Rückstellungen müssen gebildet werden, wenn aufgrund vergangener Ereignisse ein Mittelabfluss droht, dessen Zeitpunkt und/oder Höhe noch nicht genau bekannt sind.

Zusätzlich dürfen aber Rückstellungen gebildet werden für:

-       regelmässige Aufwendungen aus Garantieverpflichtungen;

-       Sanierungen von Sachanlagen;

-       Restrukturierungen;

-       die Sicherung des dauernden Gedeihens eines Unternehmens.

Insbesondere dieser letzte Punkt ist ein offensichtlicher Freipass für Gewinnverschleierung, falls andere Massnahmen nicht zum Ziel führen. Hinzu kommt, dass wie bis anhin nicht mehr benötigte Rückstellungen nicht zwingend aufgelöst werden müssen.
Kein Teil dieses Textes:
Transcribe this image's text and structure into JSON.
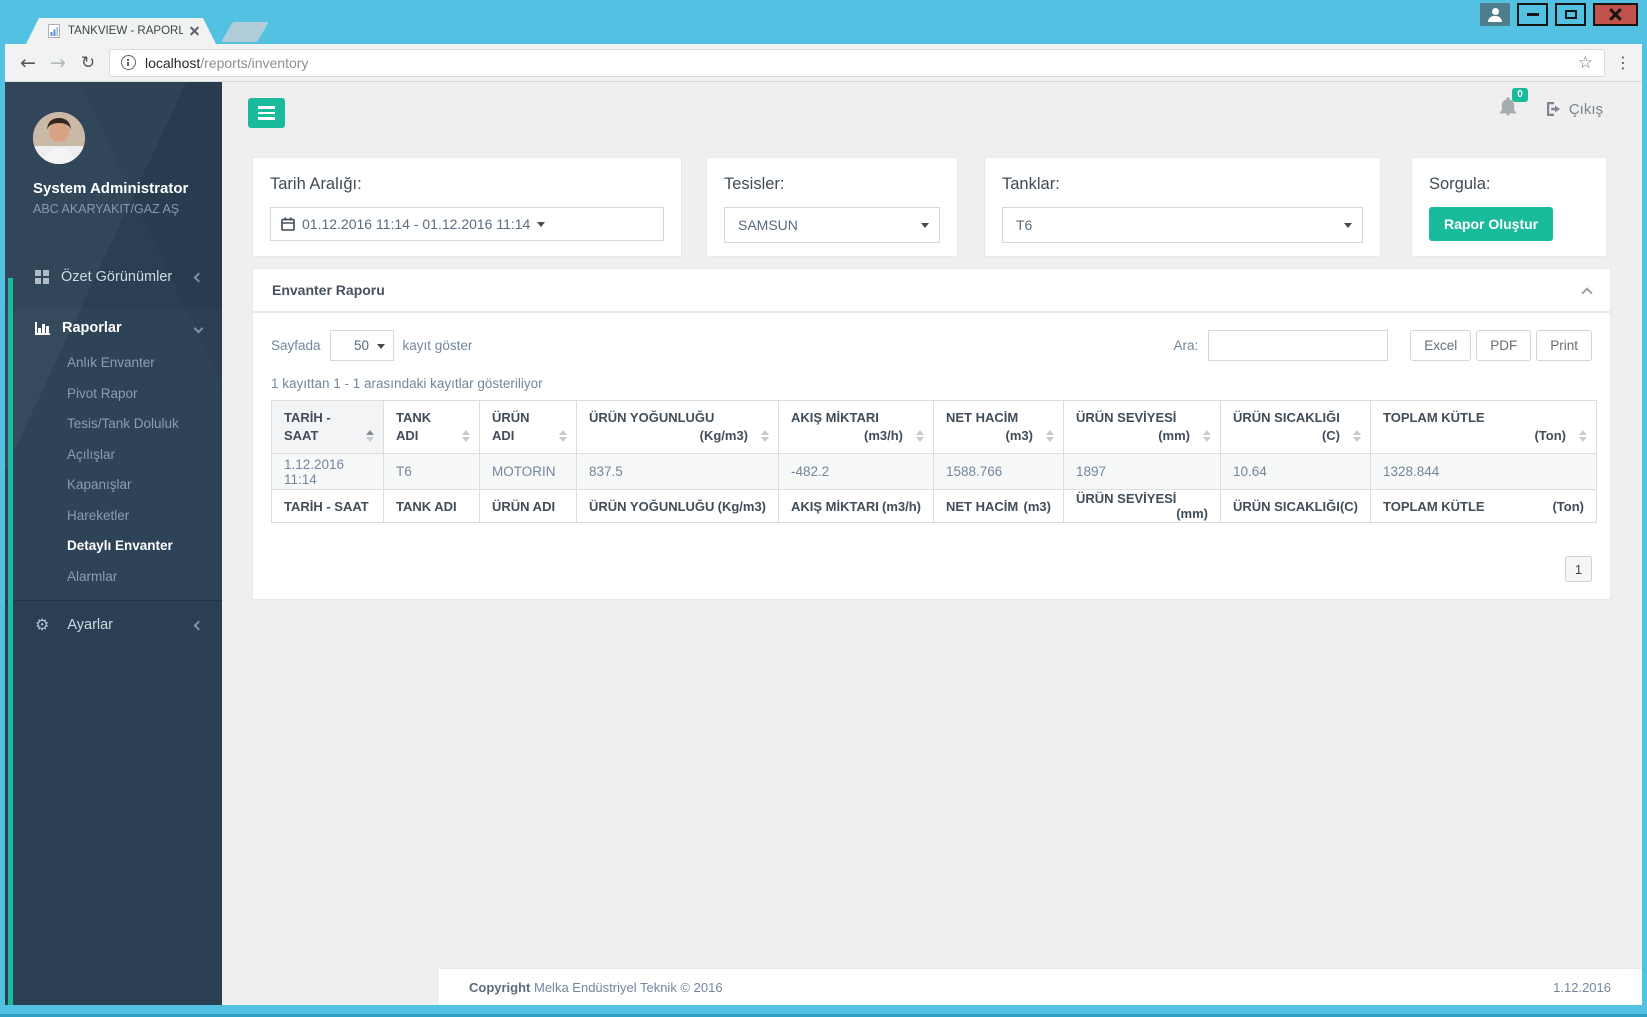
{
  "window": {
    "tab_title": "TANKVIEW - RAPORLAR",
    "url_host": "localhost",
    "url_path": "/reports/inventory"
  },
  "icons": {
    "back": "←",
    "forward": "→",
    "reload": "↻",
    "more": "⋮",
    "star": "☆",
    "gear": "⚙"
  },
  "topbar": {
    "notification_count": "0",
    "logout_label": "Çıkış"
  },
  "sidebar": {
    "user_name": "System Administrator",
    "user_org": "ABC AKARYAKIT/GAZ AŞ",
    "overview_label": "Özet Görünümler",
    "reports_label": "Raporlar",
    "settings_label": "Ayarlar",
    "reports_children": [
      "Anlık Envanter",
      "Pivot Rapor",
      "Tesis/Tank Doluluk",
      "Açılışlar",
      "Kapanışlar",
      "Hareketler",
      "Detaylı Envanter",
      "Alarmlar"
    ],
    "active_child": "Detaylı Envanter"
  },
  "filters": {
    "date_label": "Tarih Aralığı:",
    "date_value": "01.12.2016 11:14 - 01.12.2016 11:14",
    "facility_label": "Tesisler:",
    "facility_value": "SAMSUN",
    "tank_label": "Tanklar:",
    "tank_value": "T6",
    "query_label": "Sorgula:",
    "query_button": "Rapor Oluştur"
  },
  "report": {
    "panel_title": "Envanter Raporu",
    "page_size_prefix": "Sayfada",
    "page_size_value": "50",
    "page_size_suffix": "kayıt göster",
    "search_label": "Ara:",
    "export_buttons": [
      "Excel",
      "PDF",
      "Print"
    ],
    "info_text": "1 kayıttan 1 - 1 arasındaki kayıtlar gösteriliyor",
    "pagination": [
      "1"
    ]
  },
  "table": {
    "columns": [
      {
        "label": "TARİH - SAAT",
        "unit": ""
      },
      {
        "label": "TANK ADI",
        "unit": ""
      },
      {
        "label": "ÜRÜN ADI",
        "unit": ""
      },
      {
        "label": "ÜRÜN YOĞUNLUĞU",
        "unit": "(Kg/m3)"
      },
      {
        "label": "AKIŞ MİKTARI",
        "unit": "(m3/h)"
      },
      {
        "label": "NET HACİM",
        "unit": "(m3)"
      },
      {
        "label": "ÜRÜN SEVİYESİ",
        "unit": "(mm)"
      },
      {
        "label": "ÜRÜN SICAKLIĞI",
        "unit": "(C)"
      },
      {
        "label": "TOPLAM KÜTLE",
        "unit": "(Ton)"
      }
    ],
    "rows": [
      [
        "1.12.2016 11:14",
        "T6",
        "MOTORIN",
        "837.5",
        "-482.2",
        "1588.766",
        "1897",
        "10.64",
        "1328.844"
      ]
    ]
  },
  "footer": {
    "copyright_label": "Copyright",
    "copyright_text": " Melka Endüstriyel Teknik © 2016",
    "date": "1.12.2016"
  }
}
Sie könnten also bis in alle Ewigkeit in der Bilanz stehen bleiben.

 

Viel Vorsicht, etwas mehr Transparenz

Die stillen Reserven dürfen weiterhin „still“ gebildet werden. Allerdings dürfte eine erhöhte Transparenz geübte Leser auf ihre Spur bringen: Neu müssen die Bewertungsgrundsätze sowie Details einzelner Positionen von Bilanz und Erfolgsrechnung im Anhang der Jahresrechnung offen gelegt werden. Wie bereits im bisherigen Aktienrecht muss auch eine Nettoauflösung stiller Reserven im Anhang betragsmässig gezeigt werden. Einzelunternehmen und Personengesellschaften können aber auf einen Anhang verzichten und müssen deshalb auch die Reserveauflösung nicht zeigen.
 

Was meint der Fiskus dazu?

Nach dem sogenannten Massgeblichkeitsprinzip stellt der handelsrechtliche Abschluss die Basis dar für die steuerliche Gewinnermittlung: Nur was verbucht wird, kann steuerlich auch geltend gemacht werden. Wie es schon bekannte Praxis ist, werden die Steuerbehörden die Bewertungsfreiheiten einzuschränken wissen: Sowohl übersetzte Abschreibungen und Wertberichtigungen als auch übermässige Rückstellungen werden nach den steuerlichen Normen überprüft werden. So werden etwa die Rückstellungen für das dauerhafte Gedeihen des Unternehmens dieser Beurteilung kaum  standhalten. Da hier definitionsgemäss kein konkretes, aus der Vergangenheit verursachtes Risiko dahinter stehen dürfte, wird eine solche Rückstellung handelsrechtlich als stille Reserve zu betrachten sein und steuerlich aufgerechnet werden. Auch kann der Fiskus wirtschaftlich nicht mehr gerechtfertigte Rückstellungen und Wertberichtigungen in dem Zeitpunkt aufrechnen, wo der Grund dazu entfällt. Die bisher bekannten Pauschallösungen wie etwa Warendrittel und pauschales Delkredere  bleiben aber zulässig.
 

Was gibt es zu beachten?

Für Unternehmen, die bereits jetzt nach den aktienrechtlichen Vorschriften bilanzieren, wird die Bewertung auch in Zukunft weitgehend in gewohnten Bahnen erfolgen können. Zu überprüfen sind aber Anpassungen etwa im Zusammenhang mit dem Grundsatz der Einzelbewertung und der  Bewertung zu beobachtbaren Marktwerten. Vor allem die übrigen Rechtsformen, die neu dem Rechnungslegungsgesetz unterstellt werden, sollten sich aber rechtzeitig damit auseinandersetzen und die Umstellung planen. Stille Reserven müssen aber mit der Einführung der neuen Bestimmungen nicht aufgelöst werden und dürften auch in Zukunft in vielen schweizerischen Bilanzen schlummern.